I have been slowly trying to find my routine. For me that involves running and exercising. With everything that has happened over the past month, I ended up taking a much longer break from running than I intended. I ran 3 slow miles Saturday, Monday and today. My body wanted to stop so badly. I felt out of shape and out of breath. But I powered through and felt so much better afterwards. I can’t believe I’m the same girl who just ran a marathon. It may be awhile before my mental strength comes back, but I can work hard to get back my physical strength. I hate to feel weak.
I have found such comfort in all of the kind words, comments and notes so many of you have sent to me. I am blown away by the support and prayers. I thank so many of you for lifting my family and I up in such a trying and difficult time. This community is amazing. I apologize if I have not gotten back to respond to your individual note or comment, I am just so behind. But please know that I have read and cherished all of them and they all are giving me a little nudge on that mental strength to get through the day.
So many of you shared stories about how you lost your parents. Some of you are going through the same feelings and sorrow I am now. Our minister in Orlando read this poem at the graveside. I honestly don’t remember hearing much of it at all at the time, but he was kind enough to send it to us in an e-mail a couple days later. It gives me a sense of comfort and peace with my Mom’s death. I hope it will help some of you going through similar situations….
A Letter From Heaven
A Letter From Heaven - Ruth Ann Mahaffey
To my dearest family, some things Id like to say.
But first of all, to let you know, that I arrived okay.
I'm writing this from heaven.
Here I dwell with God above.
Here, there’re no more tears of sadness;
Here is just eternal love.
Please do not be unhappy just because I'm out of sight.
Remember that I am with you every morning, noon and night.
That day I had to leave you when my life on earth was through.
God picked me up and hugged me and He said, I welcome you.
Its good to have you back again, you were missed while you were gone.
As for your dearest family, They'll be here later on.
I need you here so badly, you are part of my plan.
There is so much that we can do, to help our mortal man.
God gave me a list of things, that he wished for me to do.
And foremost on the list, was to watch and care for you.
And when you lie in bed at night the days chores put to flight.
God and I are closest to you....in the middle of the night.
When you think of my life on earth, and all those loving years.
Because you are only human, they are bound to bring you tears.

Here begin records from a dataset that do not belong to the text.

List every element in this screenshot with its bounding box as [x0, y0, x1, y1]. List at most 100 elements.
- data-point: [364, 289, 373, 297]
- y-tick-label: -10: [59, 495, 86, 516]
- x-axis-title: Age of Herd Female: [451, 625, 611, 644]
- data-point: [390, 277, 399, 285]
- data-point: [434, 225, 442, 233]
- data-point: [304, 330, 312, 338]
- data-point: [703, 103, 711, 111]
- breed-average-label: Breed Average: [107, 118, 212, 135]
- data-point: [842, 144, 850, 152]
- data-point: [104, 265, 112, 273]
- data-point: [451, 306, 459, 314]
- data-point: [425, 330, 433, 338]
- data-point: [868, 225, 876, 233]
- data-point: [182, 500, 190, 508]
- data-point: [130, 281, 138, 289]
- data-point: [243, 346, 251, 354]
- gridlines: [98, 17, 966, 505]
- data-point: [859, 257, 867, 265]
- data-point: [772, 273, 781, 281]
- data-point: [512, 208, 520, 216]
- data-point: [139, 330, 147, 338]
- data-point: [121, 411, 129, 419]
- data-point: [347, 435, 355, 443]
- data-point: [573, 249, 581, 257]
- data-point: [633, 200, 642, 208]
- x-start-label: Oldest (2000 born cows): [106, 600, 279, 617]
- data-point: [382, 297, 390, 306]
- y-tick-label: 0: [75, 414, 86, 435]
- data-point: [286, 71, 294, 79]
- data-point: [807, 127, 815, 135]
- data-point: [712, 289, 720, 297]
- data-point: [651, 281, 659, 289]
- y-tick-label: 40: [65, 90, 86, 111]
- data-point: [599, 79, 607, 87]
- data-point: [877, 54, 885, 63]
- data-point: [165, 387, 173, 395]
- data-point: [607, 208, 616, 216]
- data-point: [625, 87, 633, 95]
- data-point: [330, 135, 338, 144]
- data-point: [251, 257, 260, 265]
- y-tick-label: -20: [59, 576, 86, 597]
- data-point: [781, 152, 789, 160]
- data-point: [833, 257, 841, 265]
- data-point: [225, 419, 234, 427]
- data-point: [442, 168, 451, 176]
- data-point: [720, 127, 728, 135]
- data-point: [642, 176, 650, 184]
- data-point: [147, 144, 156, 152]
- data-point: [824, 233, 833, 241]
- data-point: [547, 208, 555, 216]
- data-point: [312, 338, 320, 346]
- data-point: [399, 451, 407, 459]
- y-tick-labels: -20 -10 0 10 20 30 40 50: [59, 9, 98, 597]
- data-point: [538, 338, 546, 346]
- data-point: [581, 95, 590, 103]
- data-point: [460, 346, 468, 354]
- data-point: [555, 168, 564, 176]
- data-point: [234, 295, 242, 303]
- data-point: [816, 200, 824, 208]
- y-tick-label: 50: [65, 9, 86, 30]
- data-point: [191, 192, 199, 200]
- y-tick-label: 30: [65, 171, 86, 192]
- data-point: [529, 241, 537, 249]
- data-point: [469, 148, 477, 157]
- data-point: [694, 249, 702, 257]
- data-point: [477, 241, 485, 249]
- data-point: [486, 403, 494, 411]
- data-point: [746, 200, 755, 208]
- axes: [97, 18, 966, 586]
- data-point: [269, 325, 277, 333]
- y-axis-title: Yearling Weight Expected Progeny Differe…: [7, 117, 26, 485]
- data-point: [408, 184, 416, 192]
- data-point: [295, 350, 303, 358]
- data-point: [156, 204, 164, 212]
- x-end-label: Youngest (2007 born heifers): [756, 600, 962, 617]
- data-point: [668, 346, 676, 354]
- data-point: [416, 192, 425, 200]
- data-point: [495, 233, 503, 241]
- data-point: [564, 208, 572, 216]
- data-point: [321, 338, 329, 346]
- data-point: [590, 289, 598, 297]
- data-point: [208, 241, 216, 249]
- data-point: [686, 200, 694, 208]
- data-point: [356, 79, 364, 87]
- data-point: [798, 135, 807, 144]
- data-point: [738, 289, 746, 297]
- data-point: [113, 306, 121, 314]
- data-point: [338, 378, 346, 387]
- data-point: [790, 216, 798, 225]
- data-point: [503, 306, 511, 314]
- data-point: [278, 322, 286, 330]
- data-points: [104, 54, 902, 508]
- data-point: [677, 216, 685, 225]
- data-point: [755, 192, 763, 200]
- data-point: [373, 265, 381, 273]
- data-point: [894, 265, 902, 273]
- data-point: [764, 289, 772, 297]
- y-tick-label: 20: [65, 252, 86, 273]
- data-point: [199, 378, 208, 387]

But do not be afraid to cry; it does relieve the pain.
Remember there would be no flowers, unless there was some rain.
I wish that I could tell you all that God has planned.
If I were to tell you, you wouldn't understand.
But one thing is for certain, though my life on earth is over.
I'm closer to you now, than I ever was before.
There are rocky roads ahead of you and many hills to climb;
But together we can do it by taking one day at a time.
It was always my philosophy and Id like it for you too;
That as you give unto the world, the world will give to you.
If you can help somebody who is in sorrow and pain;
Then you can say to God at night....My day was not in vain.
And now I am contented... that my life was worthwhile.
Knowing as I passed along the way I made somebody smile.
So if you meet somebody who is sad and feeling low;
Just lend a hand to pick them up, as on your way you go.
When you're walking down the street and you've got me on your mind;
I'm walking in your footsteps only half a step behind.
And when its time for you to go...from that body to be free.
Remember you're not going...you're coming here to me.